Villeneuve has hard core NASCAR fans worried

The news earlier this week that 1997 Formula One champion Jacques Villeneuve was joining Bill Davis Racing in anticipation of running a full-time Cup schedule next year has left some NASCAR fans feeling a bit conflicted about where their sport is heading. Take a look at a few excerpts from this article by Michael Daly that ran yesterday on the Web site catchfence.com, titled "A Coming De-Americanization of NASCAR?"

It would seem that going to F1 and open wheel championship-style race drivers is a by-product of NASCAR's recent technology revolution. One need only look at this year's rookie battle – Juan Montoya has not consistently grasped racing a stock car, but he remains miles ahead of David Ragan, who looks completely and utterly clueless.

Which begs the question — is NASCAR going to become de-Americanized? We saw it with the technology revolution of open wheel championship racing in the 1980s and then there is the proverbial dog that didn't bark — what we AREN'T seeing is as telling as what we are seeing; in this case what we aren't seeing is any particular lobby for seat-of-the-pants short trackers to race Winston Cup cars.

Now this may be just a comparative fad; right now I don't particularly see Winston Cup becoming F1 lite as far as most of its drivers go. But I also don't see it getting back to the kind of seat-of-the-pants racers that are more worth embracing than the engineering conduits that F1-style drivers too often come out as. And given what the sport has already lost in terms of soul and competitive fire, losing that kind of racer will hurt it even more.

The F1 phenomenon presents a clear conflict for NASCAR fans. On one hand, the migration of the circuit's drivers to Nextel-Cup is a clear sign that stock-car racing, because of its competitiveness, has the sort of status it once lacked in comparison to other series. A few weeks ago at Watkins Glen, Juan Pablo Montoya said as much when he told me why he made the move to NASCAR, "There's nothing more exciting than driving a car in Formula One. But the racing in the Formula-One car is not that exciting."

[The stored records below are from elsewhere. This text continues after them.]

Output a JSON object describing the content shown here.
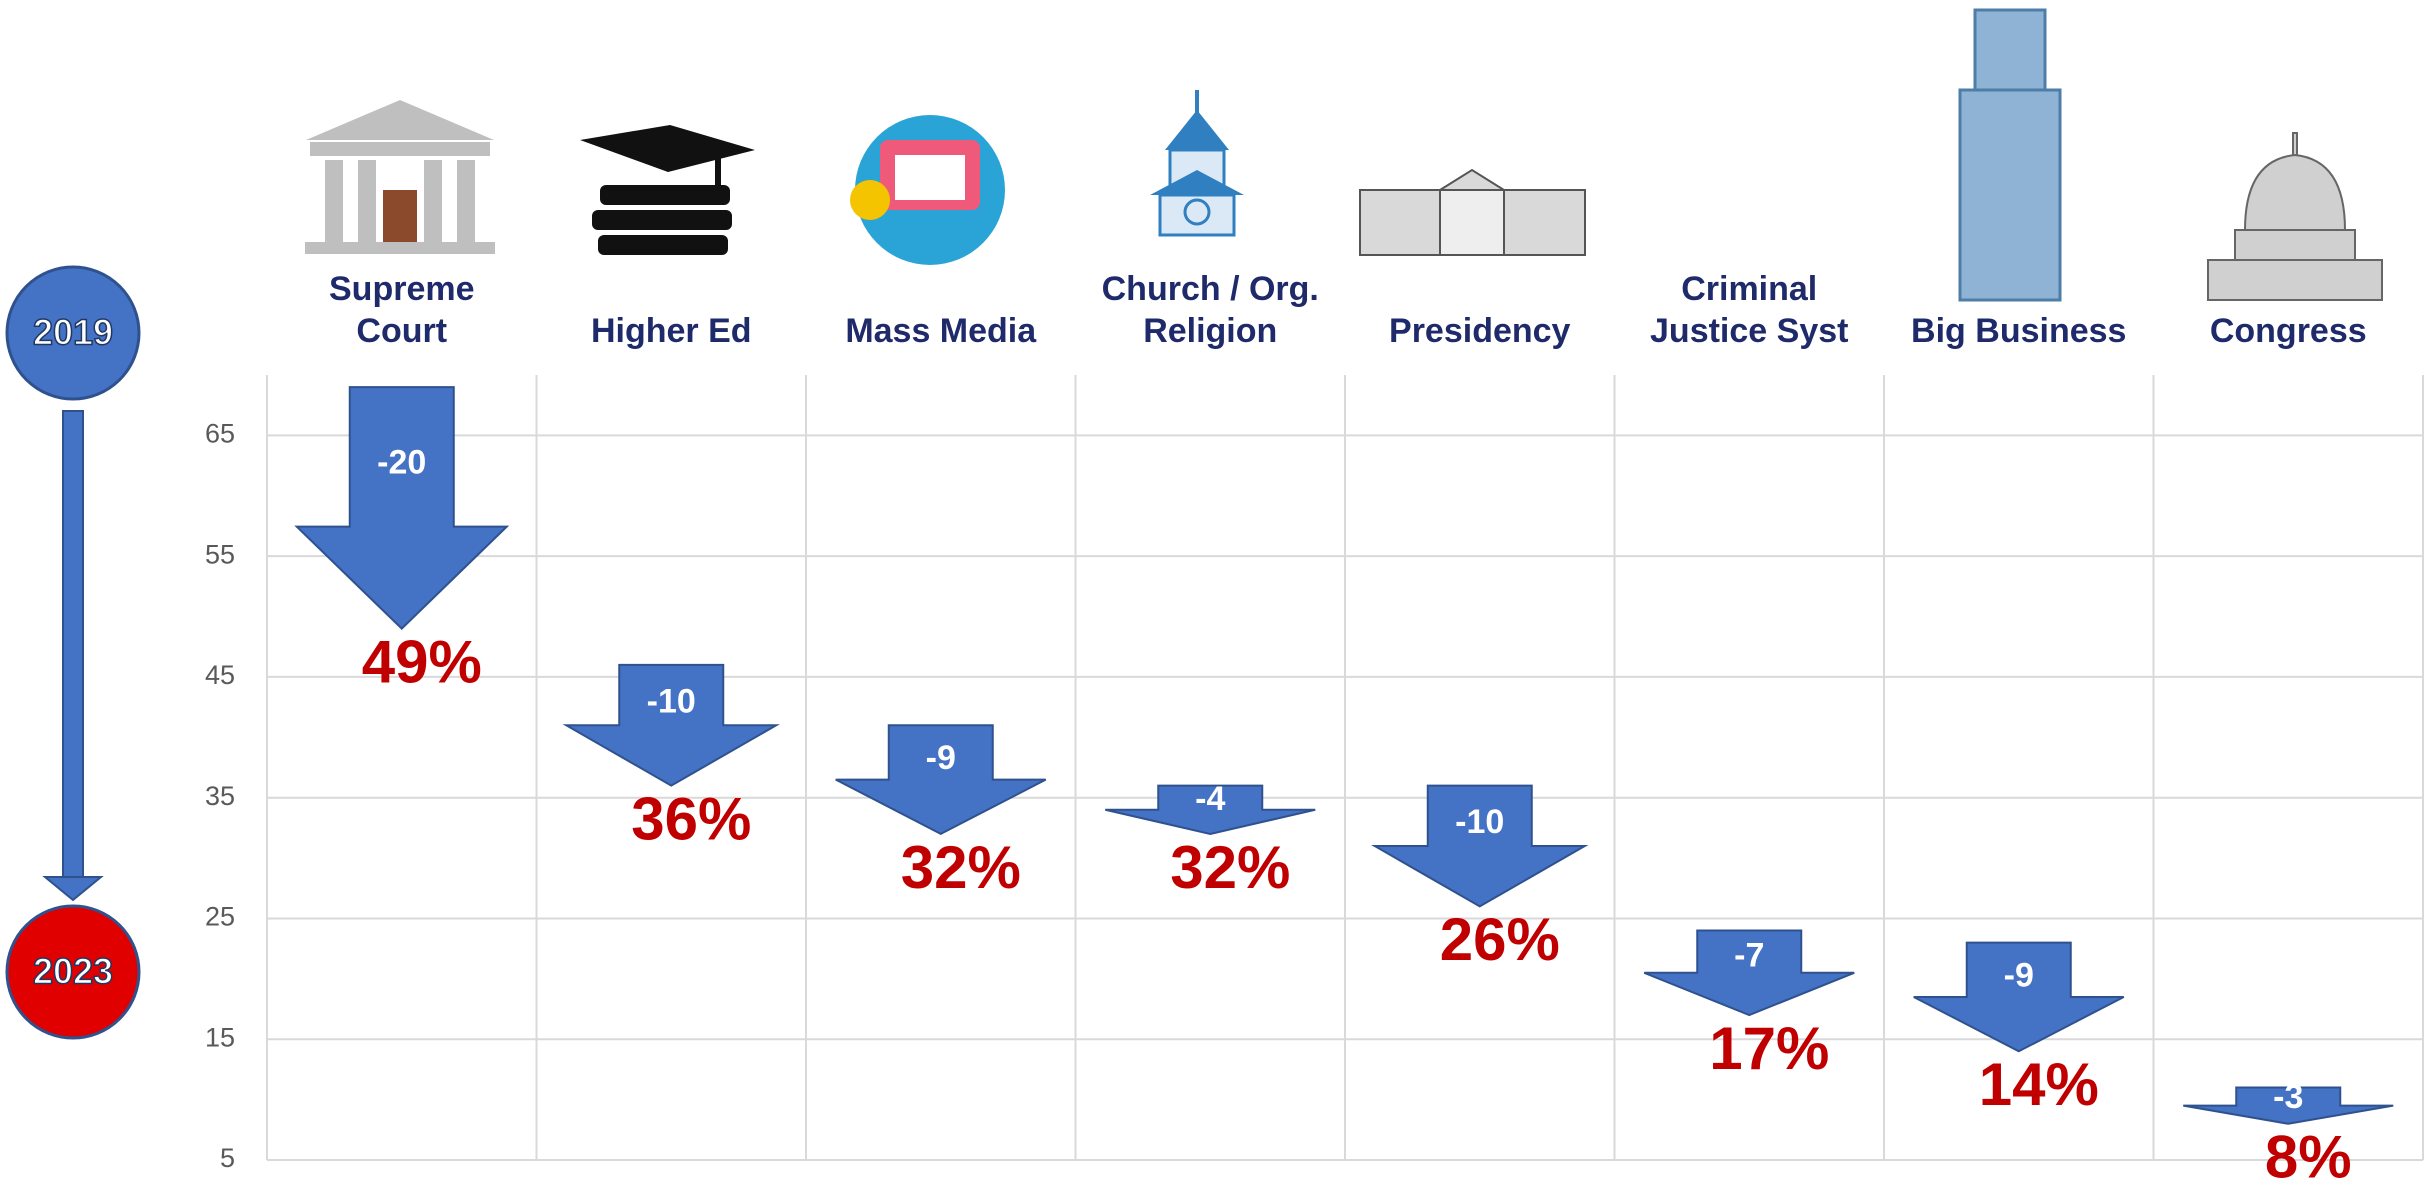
{
  "chart_data": {
    "type": "arrow",
    "categories": [
      "Supreme\nCourt",
      "Higher Ed",
      "Mass Media",
      "Church / Org.\nReligion",
      "Presidency",
      "Criminal\nJustice Syst",
      "Big Business",
      "Congress"
    ],
    "series": [
      {
        "name": "2019",
        "color": "#4472c4",
        "values": [
          69,
          46,
          41,
          36,
          36,
          24,
          23,
          11
        ]
      },
      {
        "name": "2023",
        "color": "#e00000",
        "values": [
          49,
          36,
          32,
          32,
          26,
          17,
          14,
          8
        ],
        "value_labels": [
          "49%",
          "36%",
          "32%",
          "32%",
          "26%",
          "17%",
          "14%",
          "8%"
        ]
      }
    ],
    "changes": [
      -20,
      -10,
      -9,
      -4,
      -10,
      -7,
      -9,
      -3
    ],
    "arrow_color": "#4472c4",
    "label_color": "#c00000",
    "ylim": [
      5,
      70
    ],
    "yticks": [
      5,
      15,
      25,
      35,
      45,
      55,
      65
    ],
    "grid": true
  }
}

[Editor's Note: What a load of BS that NASCAR teams might be hiring F1 drivers because of their technical prowess. There is little technology in NASCAR. Is it just a coincidence that NASCAR is luring some of the best internationally known open wheel drivers (mostly washed up drivers who could no longer win in open wheel) as a way of increasing their popularity abroad through the fans of those drivers?]